We were four days reaching Kandahar, for only on one day was the march at all a long one, the rest being what they term “King’s marches,” in contradistinction to “Caravan marches.” King’s marches being short ones on account of the number of men, etc., to move. The distance from one camp to another is usually expressed as so many hours’ journey. The horses on a journey go at a uniform pace, something between a quick walk and a jog-trot to which they are trained, and at which pace they can, when in condition, cover fifty to sixty miles in a day, though it is not customary to push them to that extent except in cases of necessity. Taking into consideration the mountainous description of country usually met with, the absence of proper roads, and the size of the horses (which average thirteen to fourteen hands), this is a fair distance.

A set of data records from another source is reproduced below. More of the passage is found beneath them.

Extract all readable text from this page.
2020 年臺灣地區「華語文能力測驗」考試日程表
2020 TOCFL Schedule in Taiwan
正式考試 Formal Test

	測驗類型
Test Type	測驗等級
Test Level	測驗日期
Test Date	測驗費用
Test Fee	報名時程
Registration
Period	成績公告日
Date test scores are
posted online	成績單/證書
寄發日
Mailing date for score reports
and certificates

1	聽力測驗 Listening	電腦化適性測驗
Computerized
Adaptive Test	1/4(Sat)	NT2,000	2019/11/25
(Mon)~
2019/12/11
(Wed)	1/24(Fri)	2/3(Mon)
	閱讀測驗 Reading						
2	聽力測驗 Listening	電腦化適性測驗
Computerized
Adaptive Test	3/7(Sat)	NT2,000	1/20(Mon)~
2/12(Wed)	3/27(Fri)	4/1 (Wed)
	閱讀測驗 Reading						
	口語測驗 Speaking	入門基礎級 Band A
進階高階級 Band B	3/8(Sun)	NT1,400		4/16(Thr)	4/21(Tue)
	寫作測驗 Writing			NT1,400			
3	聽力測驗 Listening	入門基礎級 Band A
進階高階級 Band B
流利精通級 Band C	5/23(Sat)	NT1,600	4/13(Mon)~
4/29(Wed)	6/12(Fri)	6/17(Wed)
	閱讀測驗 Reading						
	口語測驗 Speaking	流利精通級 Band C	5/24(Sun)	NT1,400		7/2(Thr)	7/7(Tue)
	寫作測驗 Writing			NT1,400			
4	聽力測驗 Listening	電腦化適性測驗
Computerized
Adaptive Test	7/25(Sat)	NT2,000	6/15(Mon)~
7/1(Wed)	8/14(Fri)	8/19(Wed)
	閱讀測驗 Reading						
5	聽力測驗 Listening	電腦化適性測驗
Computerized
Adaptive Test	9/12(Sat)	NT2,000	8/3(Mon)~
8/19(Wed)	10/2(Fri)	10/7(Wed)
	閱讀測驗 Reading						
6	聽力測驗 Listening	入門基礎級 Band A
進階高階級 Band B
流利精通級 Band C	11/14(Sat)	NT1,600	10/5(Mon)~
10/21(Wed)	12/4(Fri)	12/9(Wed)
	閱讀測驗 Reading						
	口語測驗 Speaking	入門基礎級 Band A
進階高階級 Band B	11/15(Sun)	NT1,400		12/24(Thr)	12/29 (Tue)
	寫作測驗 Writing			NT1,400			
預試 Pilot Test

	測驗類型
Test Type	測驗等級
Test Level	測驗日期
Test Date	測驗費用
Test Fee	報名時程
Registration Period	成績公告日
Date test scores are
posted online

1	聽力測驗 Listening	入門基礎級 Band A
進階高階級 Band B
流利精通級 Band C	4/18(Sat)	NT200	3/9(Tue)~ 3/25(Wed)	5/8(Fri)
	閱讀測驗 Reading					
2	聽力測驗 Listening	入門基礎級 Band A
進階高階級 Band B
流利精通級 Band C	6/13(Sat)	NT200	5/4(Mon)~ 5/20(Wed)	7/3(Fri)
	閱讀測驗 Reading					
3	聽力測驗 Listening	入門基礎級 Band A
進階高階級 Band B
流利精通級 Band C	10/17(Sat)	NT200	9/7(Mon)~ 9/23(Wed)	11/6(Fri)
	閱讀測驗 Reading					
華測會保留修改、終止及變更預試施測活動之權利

They have a unit of distance in Afghanistan called a “kro,” which is said by some to be equivalent to one and a half English miles, but as there are no recognized number of “guz” (yards) to the “kro” it assumes varying dimensions, according to individual taste. I once received a firman from the Amir, through the prince, to make a perambulating instrument for measuring roads which was to show distances on the index in guz and kro, and I wrote the prince to let me know the number of guz in a kro that I might arrange the necessary clockwork. He replied that he had made inquiries, and the number given by different persons so varied that he had written the Amir to fix a standard; but the Amir fell ill just then, and the matter remained in abeyance, and the same indefiniteness still exists. The present Amir has distances measured in yards and miles.
Once when travelling from Kabul to Peshawar, and after being seven or eight hours in the saddle, I asked the sowars with me how far it was to the village by which we intended camping. One usually is rather interested in knowing how much farther one has to go after several hours’ riding. He told me that it was between one to two kro ahead, but we did not get to camp until after three hours’ further riding. So I henceforth made it a custom to inquire the distance in hours, and found it less disappointing.

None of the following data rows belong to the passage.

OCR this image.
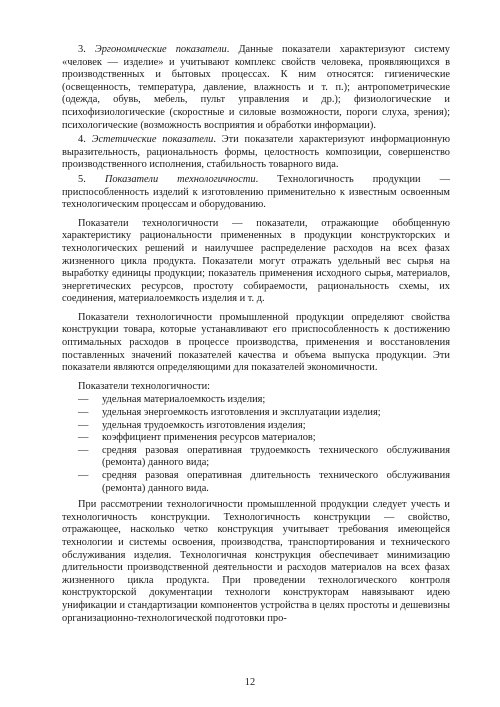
3. Эргономические показатели. Данные показатели характеризуют систему «человек — изделие» и учитывают комплекс свойств человека, проявляющихся в производственных и бытовых процессах. К ним относятся: гигиенические (освещенность, температура, давление, влажность и т. п.); антропометрические (одежда, обувь, мебель, пульт управления и др.); физиологические и психофизиологические (скоростные и силовые возможности, пороги слуха, зрения); психологические (возможность восприятия и обработки информации).

4. Эстетические показатели. Эти показатели характеризуют информационную выразительность, рациональность формы, целостность композиции, совершенство производственного исполнения, стабильность товарного вида.

5. Показатели технологичности. Технологичность продукции — приспособленность изделий к изготовлению применительно к известным освоенным технологическим процессам и оборудованию.

Показатели технологичности — показатели, отражающие обобщенную характеристику рациональности примененных в продукции конструкторских и технологических решений и наилучшее распределение расходов на всех фазах жизненного цикла продукта. Показатели могут отражать удельный вес сырья на выработку единицы продукции; показатель применения исходного сырья, материалов, энергетических ресурсов, простоту собираемости, рациональность схемы, их соединения, материалоемкость изделия и т. д.

Показатели технологичности промышленной продукции определяют свойства конструкции товара, которые устанавливают его приспособленность к достижению оптимальных расходов в процессе производства, применения и восстановления поставленных значений показателей качества и объема выпуска продукции. Эти показатели являются определяющими для показателей экономичности.

Показатели технологичности:

—	удельная материалоемкость изделия;
—	удельная энергоемкость изготовления и эксплуатации изделия;
—	удельная трудоемкость изготовления изделия;
—	коэффициент применения ресурсов материалов;
—	средняя разовая оперативная трудоемкость технического обслуживания (ремонта) данного вида;
—	средняя разовая оперативная длительность технического обслуживания (ремонта) данного вида.

При рассмотрении технологичности промышленной продукции следует учесть и технологичность конструкции. Технологичность конструкции — свойство, отражающее, насколько четко конструкция учитывает требования имеющейся технологии и системы освоения, производства, транспортирования и технического обслуживания изделия. Технологичная конструкция обеспечивает минимизацию длительности производственной деятельности и расходов материалов на всех фазах жизненного цикла продукта. При проведении технологического контроля конструкторской документации технологи конструкторам навязывают идею унификации и стандартизации компонентов устройства в целях простоты и дешевизны организационно-технологической подготовки про-

12
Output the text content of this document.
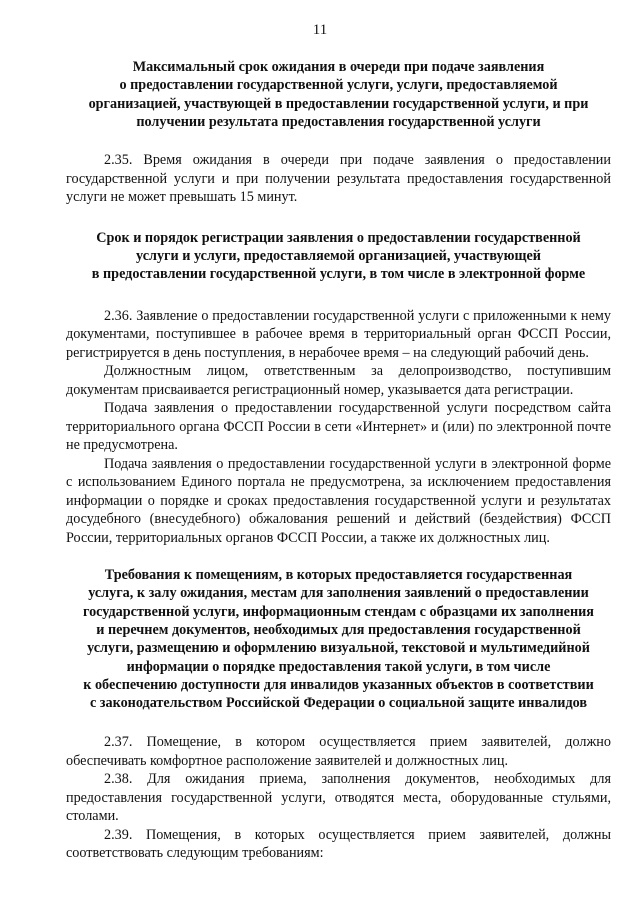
11
Максимальный срок ожидания в очереди при подаче заявления
о предоставлении государственной услуги, услуги, предоставляемой
организацией, участвующей в предоставлении государственной услуги, и при
получении результата предоставления государственной услуги

2.35. Время ожидания в очереди при подаче заявления о предоставлении государственной услуги и при получении результата предоставления государственной услуги не может превышать 15 минут.

Срок и порядок регистрации заявления о предоставлении государственной
услуги и услуги, предоставляемой организацией, участвующей
в предоставлении государственной услуги, в том числе в электронной форме

2.36. Заявление о предоставлении государственной услуги с приложенными к нему документами, поступившее в рабочее время в территориальный орган ФССП России, регистрируется в день поступления, в нерабочее время – на следующий рабочий день.

Должностным лицом, ответственным за делопроизводство, поступившим документам присваивается регистрационный номер, указывается дата регистрации.

Подача заявления о предоставлении государственной услуги посредством сайта территориального органа ФССП России в сети «Интернет» и (или) по электронной почте не предусмотрена.

Подача заявления о предоставлении государственной услуги в электронной форме с использованием Единого портала не предусмотрена, за исключением предоставления информации о порядке и сроках предоставления государственной услуги и результатах досудебного (внесудебного) обжалования решений и действий (бездействия) ФССП России, территориальных органов ФССП России, а также их должностных лиц.

Требования к помещениям, в которых предоставляется государственная
услуга, к залу ожидания, местам для заполнения заявлений о предоставлении
государственной услуги, информационным стендам с образцами их заполнения
и перечнем документов, необходимых для предоставления государственной
услуги, размещению и оформлению визуальной, текстовой и мультимедийной
информации о порядке предоставления такой услуги, в том числе
к обеспечению доступности для инвалидов указанных объектов в соответствии
с законодательством Российской Федерации о социальной защите инвалидов

2.37. Помещение, в котором осуществляется прием заявителей, должно обеспечивать комфортное расположение заявителей и должностных лиц.

2.38. Для ожидания приема, заполнения документов, необходимых для предоставления государственной услуги, отводятся места, оборудованные стульями, столами.

2.39. Помещения, в которых осуществляется прием заявителей, должны соответствовать следующим требованиям:
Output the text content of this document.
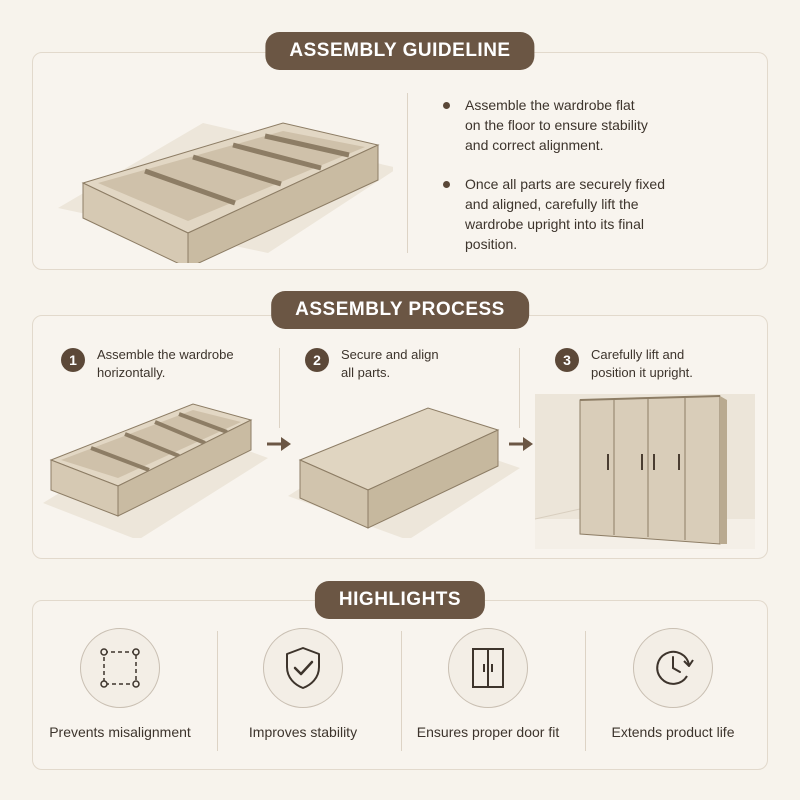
ASSEMBLY GUIDELINE
Assemble the wardrobe flat
on the floor to ensure stability
and correct alignment.
Once all parts are securely fixed
and aligned, carefully lift the
wardrobe upright into its final
position.
ASSEMBLY PROCESS
1	Assemble the wardrobe
horizontally.
2	Secure and align
all parts.
3	Carefully lift and
position it upright.
HIGHLIGHTS
Prevents misalignment	Improves stability	Ensures proper door fit	Extends product life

On arriving within a few miles of Kandahar, the prince was met by the General commanding that district and the principal officers, who dismounted at a distance from him, and came up with heads uncovered. When they reached him they kissed his foot, and then, taking his hand between both of theirs, placed it on each eye in turn, and kissed it also; this being the Afghan custom when acknowledging their chief or swearing allegiance. Near the city the troops of the garrison were drawn up, together with the artillery, and the latter fired the royal salute as the prince rode up. The prince then inspected the troops, and addressed a few words to them, after which, followed by all the officers and officials, he repaired to the musjid for prayers, while I rode on to the city to find the quarters which had been allotted to me.
The road viâ Kandahar is not one which is often used when travelling from India to Kabul, the road from Peshawar through the Khyber Pass being the direct route, and the journey by that road occupies about eight days when travelling with little luggage and doing forced marches, while the route viâ Kandahar and Ghazni takes three or four weeks. There are no roads for wheeled traffic, nor are there any railways, and one must either ride or be carried in a sort of sedan chair, suspended from the backs of two horses. The Afghan rulers are greatly prejudiced against railways, and if one but mentions such a scheme ulterior designs are at once suspected. Yet a proper scheme of railways to open up the country would make it rich and prosperous, and do away with the present universal poverty and misery.

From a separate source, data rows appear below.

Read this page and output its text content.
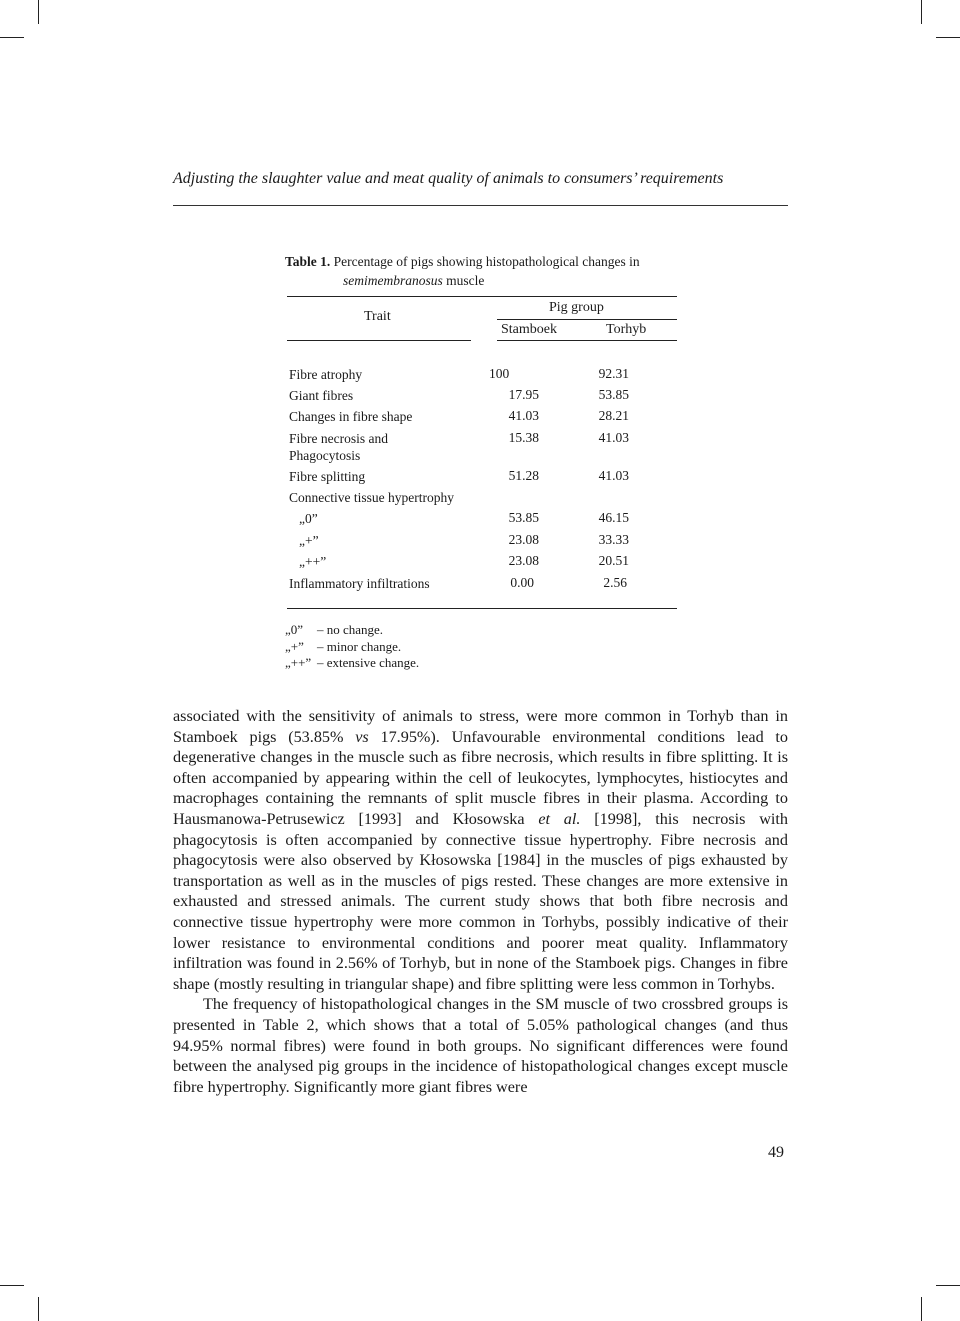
Adjusting the slaughter value and meat quality of animals to consumers’ requirements
Table 1. Percentage of pigs showing histopathological changes in
semimembranosus muscle
Trait
Pig group
Stamboek	Torhyb
Fibre atrophy	100	92.31
Giant fibres	17.95	53.85
Changes in fibre shape	41.03	28.21
Fibre necrosis and
Phagocytosis
15.38	41.03
Fibre splitting	51.28	41.03
Connective tissue hypertrophy
„0”	53.85	46.15
„+”	23.08	33.33
„++”	23.08	20.51
Inflammatory infiltrations	0.00	2.56
„0” – no change.
„+” – minor change.
„++” – extensive change.

associated with the sensitivity of animals to stress, were more common in Torhyb than in Stamboek pigs (53.85% vs 17.95%). Unfavourable environmental conditions lead to degenerative changes in the muscle such as fibre necrosis, which results in fibre splitting. It is often accompanied by appearing within the cell of leukocytes, lymphocytes, histiocytes and macrophages containing the remnants of split muscle fibres in their plasma. According to Hausmanowa-Petrusewicz [1993] and Kłosowska et al. [1998], this necrosis with phagocytosis is often accompanied by connective tissue hypertrophy. Fibre necrosis and phagocytosis were also observed by Kłosowska [1984] in the muscles of pigs exhausted by transportation as well as in the muscles of pigs rested. These changes are more extensive in exhausted and stressed animals. The current study shows that both fibre necrosis and connective tissue hypertrophy were more common in Torhybs, possibly indicative of their lower resistance to environmental conditions and poorer meat quality. Inflammatory infiltration was found in 2.56% of Torhyb, but in none of the Stamboek pigs. Changes in fibre shape (mostly resulting in triangular shape) and fibre splitting were less common in Torhybs.

The frequency of histopathological changes in the SM muscle of two crossbred groups is presented in Table 2, which shows that a total of 5.05% pathological changes (and thus 94.95% normal fibres) were found in both groups. No significant differences were found between the analysed pig groups in the incidence of histopathological changes except muscle fibre hypertrophy. Significantly more giant fibres were

49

The Shahzada on leaving Kabul for England had been sent viâ Peshawar by the late Amir, and arrangements had been made for him to return viâ Kandahar, in order that he might see as much as possible of the country. Since he came from Russia, a little boy of nine, he had never been more than a few miles out of Kabul, for the Amir did not encourage the members of his family to travel unless of necessity. The Amir also wished him to stop in Kandahar on his return journey to inquire into matters concerning its government, because for many years there had been complaints from the people of the oppression of the governors and absence of justice.
I was told, while in Kandahar, that the Amir made the previous governors, when accepting office, sign a paper providing that, should they rob or oppress either rich or poor, they consented to be hanged, and it was significant that the last three or four governors had been hanged. The man who was governor when the prince arrived suddenly fell ill, and died a few days afterwards, and there were not wanting those who suggested self-destruction in order to escape worse happening.
Kandahar is situated in the middle of a fertile plain, or rather the plain would be fertile if irrigated and cultivated as it could be; but when I was there, there was little cultivation or signs of it, although the rivers carry plenty of water. On account of the small amount of rainfall in Afghanistan irrigation is necessary in order to make the land yield crops; and in some cases, to provide water for land which cannot be irrigated direct from the river, the people have sunk a series of wells leading from water-bearing strata to the land requiring irrigation, connecting the wells by underground ducts; the water from the last well being raised to the surface by means of a Persian wheel. This is a laborious process, and as the connecting ducts are not arched or protected in any way, the supply is frequently stopped by the earth falling in, and crops are ruined before the supply can be set going again.